Dean Haspiel can talk as much as a draws. Here are some of his insights into his work, career and, of course, Brooklyn.
“In Brooklyn, you can actually take the time or be given the space to figure who you are and what you want to do. It’s not that it’s slowed down here, but you can go to someone’s back yard. That’s nearly impossible in Manhattan, and if you can in Manhattan, you’re only thinking about, ‘I wonder how much they pay rent here.’ … People come to the great, big New York City, the Big Apple, but really it’s Brooklyn where people come to own themselves. You get tagged a New Yorker when you’re born there. That’s what it says on the birth certificate. But I feel like you become a New Yorker when you come to Brooklyn.”
“Wil Eisner, Jack Kirby, and the comics godfathers who broke their cherries in Brooklyn would be proud to see the industry thriving and expanding where water towers and fire escapes still exist and the streets are encoded with the blood and secrets of human trial and error, challenging our pencils, inks, and digital tools to cull and mull the universal truths.”
“This fulcrum or matrix or whatever I am, I’m not that guy. I’m part of an exponentially expanding group. Maybe because I’m gregarious, it fools people into thinking I’m some kind of leader, but I’m not. Not at all. I’m struggling just like everyone else. I have just as many bad ideas as the next person.”

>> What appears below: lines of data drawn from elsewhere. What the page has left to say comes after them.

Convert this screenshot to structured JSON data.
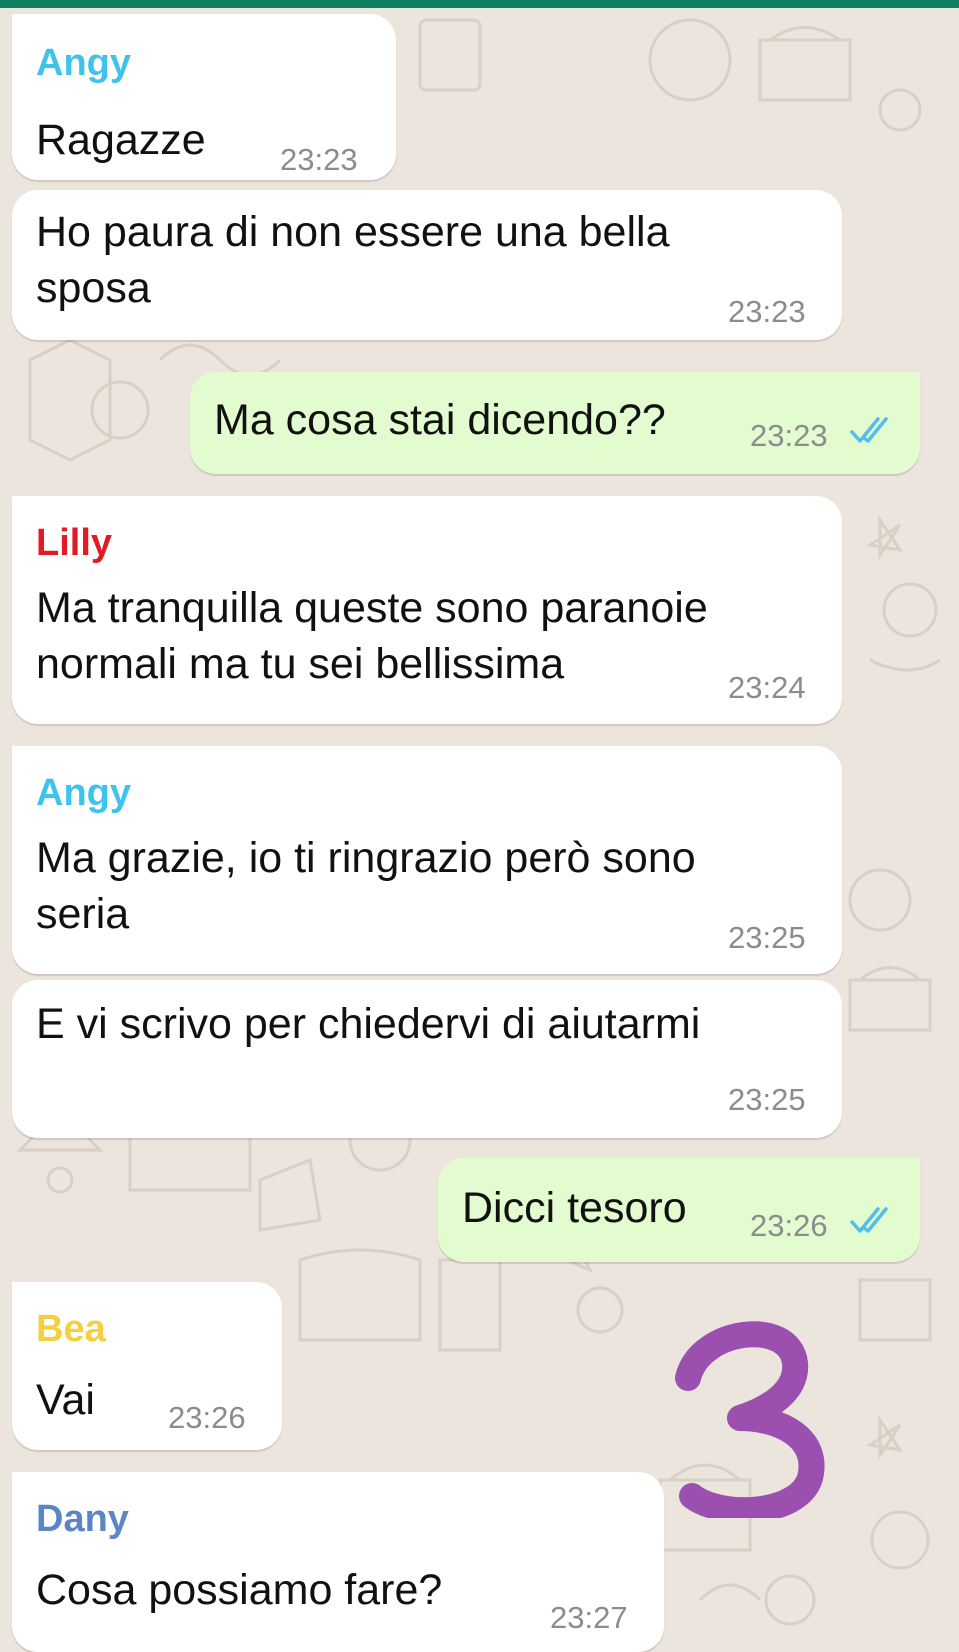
{
  "colors": {
    "background": "#ece5dd",
    "header_bar": "#0f7f62",
    "incoming_bubble": "#ffffff",
    "outgoing_bubble": "#e2fbcf",
    "read_ticks": "#53bdeb",
    "sticker": "#9b4fae"
  },
  "messages": [
    {
      "direction": "incoming",
      "sender": "Angy",
      "sender_color": "#3fc3ee",
      "text": "Ragazze",
      "time": "23:23"
    },
    {
      "direction": "incoming",
      "text": "Ho paura di non essere una bella sposa",
      "lines": [
        "Ho paura di non essere una bella",
        "sposa"
      ],
      "time": "23:23"
    },
    {
      "direction": "outgoing",
      "text": "Ma cosa stai dicendo??",
      "time": "23:23",
      "status_icon": "double-check-read-icon"
    },
    {
      "direction": "incoming",
      "sender": "Lilly",
      "sender_color": "#e01b24",
      "text": "Ma tranquilla queste sono paranoie normali ma tu sei bellissima",
      "lines": [
        "Ma tranquilla queste sono paranoie",
        "normali ma tu sei bellissima"
      ],
      "time": "23:24"
    },
    {
      "direction": "incoming",
      "sender": "Angy",
      "sender_color": "#3fc3ee",
      "text": "Ma grazie, io ti ringrazio però sono seria",
      "lines": [
        "Ma grazie, io ti ringrazio però sono",
        "seria"
      ],
      "time": "23:25"
    },
    {
      "direction": "incoming",
      "text": "E vi scrivo per chiedervi di aiutarmi",
      "time": "23:25"
    },
    {
      "direction": "outgoing",
      "text": "Dicci tesoro",
      "time": "23:26",
      "status_icon": "double-check-read-icon"
    },
    {
      "direction": "incoming",
      "sender": "Bea",
      "sender_color": "#f4d03f",
      "text": "Vai",
      "time": "23:26"
    },
    {
      "direction": "incoming",
      "sender": "Dany",
      "sender_color": "#5b86c5",
      "text": "Cosa possiamo fare?",
      "time": "23:27"
    }
  ],
  "sticker": {
    "icon": "handwritten-number-sticker",
    "text": "3"
  }
}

“This is all you need. Just this space. I don’t understand people. If I was rich, would I spend money on a couch and a swing? … I got used to this amount of space. What is it, six feet by eight feet?”
“I’m trying to make you feel as alienated as the protagonist — as alienated as I felt when I moved from Manhattan to Brooklyn. I thought I knew everything there is to know about New York City. Little did I know. I’m 30-years-old, I’m moving to Brooklyn. I feel like I’m old enough to know everything. And now I’m being hazed by neighborhoods and cultures that have been steeping there for 100 years or so. I felt like I was in a Sergio Leone movie. I felt like this was the Wild West. Also, I felt like I was moving to the country. I heard quiet for the first time and it was loud.”
“If you know me at all, you know I’ve written about stuff that has happened to me, you know that there’s the slightest possibility that you might show up. … I believe there are at least two versions to every story that involves two people. And there’s three versions for three people and so forth. Your truth is truth. Your version of what happened today is what happened to you today. My version of what happened today is what happened today. I happen to have the tools to express them. I’m not saying you don’t, but a lot of people don’t go off and make a comic book about what happened. The don’t write a film, the don’t write a novel, they don’t write a song. There are all these media we use to tell these stories. The slightest possibilities are there. What can I do? I can’t shy away from it. I can try to be sensitive.”